Because it's fantasy, and because he too follows a few of Tolkien's conventions, it would be easy to put Jeffrey Overstreet's books in with the rest, and I approached the series with those assumption, but it just doesn't fit. There's something distinctly different about Overstreet's vision. I've noted before how Overstreet writes cinematically: it starts from art, color, and image rather than being a typical campfire-type of story. In particular, in this closing book there's some metaphors about what art does and what it IS that are much deeper than any other fantasy novel, with the possible exception of Tolkien. It has a satisfying narrative conclusion; in fact, it follows the pattern of having multiple "endings" that unfold when the expected ending isn't enough. You see things in the conclusion that Tolkien himself didn't put in his trilogy, things that I always wished Tolkien would do. But the "satisfaction" of the ending, though real, isn't the point. Overstreet leaves just enough threads unfinished that it is not neatly packed up, but rather tantalizingly open, resolved yet still alive. Anyone who complains about a lack of resolution in this book, honestly, hasn't read the earlier books closely enough. (I feel the same way about LOST.)
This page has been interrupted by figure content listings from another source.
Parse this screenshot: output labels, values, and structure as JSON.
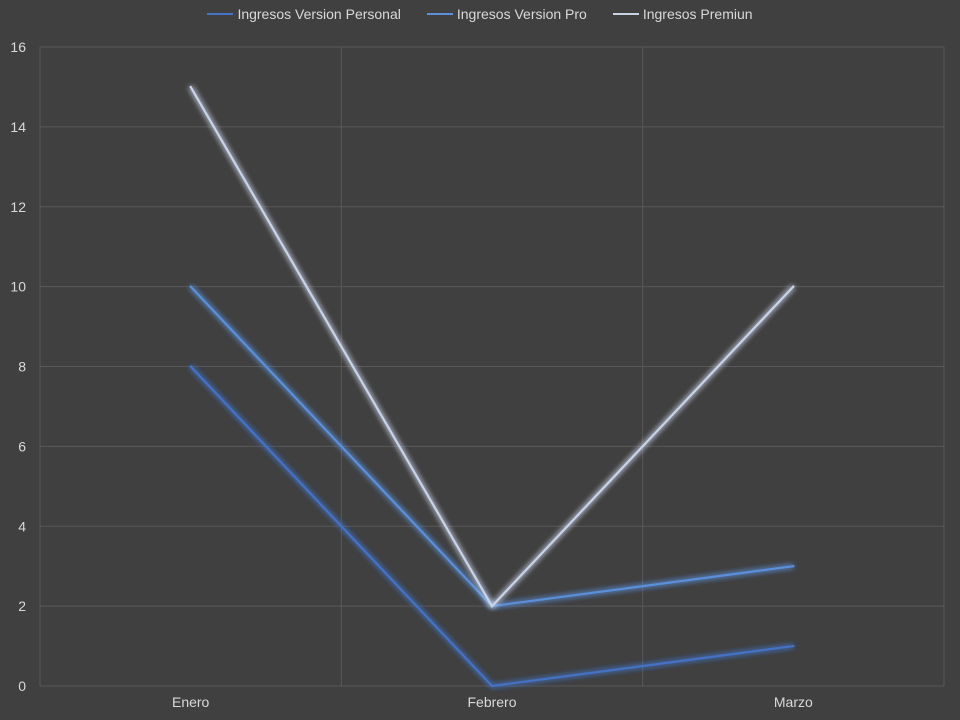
{
  "chart_data": {
    "type": "line",
    "categories": [
      "Enero",
      "Febrero",
      "Marzo"
    ],
    "series": [
      {
        "name": "Ingresos Version Personal",
        "values": [
          8,
          0,
          1
        ],
        "color": "#4472c4"
      },
      {
        "name": "Ingresos Version Pro",
        "values": [
          10,
          2,
          3
        ],
        "color": "#5b8fd9"
      },
      {
        "name": "Ingresos Premiun",
        "values": [
          15,
          2,
          10
        ],
        "color": "#c9d3e8"
      }
    ],
    "title": "",
    "xlabel": "",
    "ylabel": "",
    "ylim": [
      0,
      16
    ],
    "yticks": [
      "0",
      "2",
      "4",
      "6",
      "8",
      "10",
      "12",
      "14",
      "16"
    ],
    "grid": true,
    "legend_position": "top",
    "background": "#404040",
    "gridline_color": "#595959"
  }
}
I think one of the reason most fantasy authors avoid making their novels about "real" things like art and faith is that their writing honestly isn't up to it. Overstreet's writing supports his main point because it is up to the task. It is itself artistic and so the book can be about art. Lapidary phrases are scattered throughout the book like gems on the shore, turning up when you least expect it.
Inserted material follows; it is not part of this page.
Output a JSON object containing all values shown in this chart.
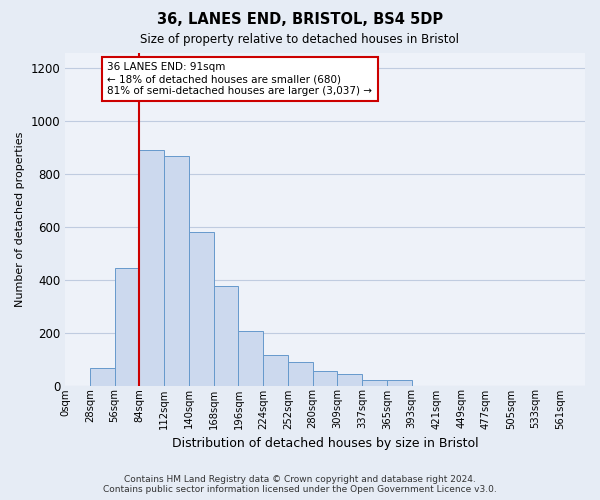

Other things I'm happy to say are in this book: a funny (to me, I've got a bit of a twisted sense of humor, and I thought the most evil characters were kind of darkly funny at first) Thomas Kinkaid reference; some really horrific scenes with the evil characters; a really solid resolution of the central mystery about the ancestor and the houses; a meaningful philosophical exchange between a student and his mentor about what's real and what's not near the end; and a fascinating underground geography that you can only do in a novel like this.

I realized near the end of this: I'm going to have to read it all again. Thanks Jeffrey for a wonderful and unique series.

And a final word: I miss the missing "scarjo." I know, I know it's still there, but the original term just seems more right to me. A matter of taste.

A final final word: are there any openings for imityriologists?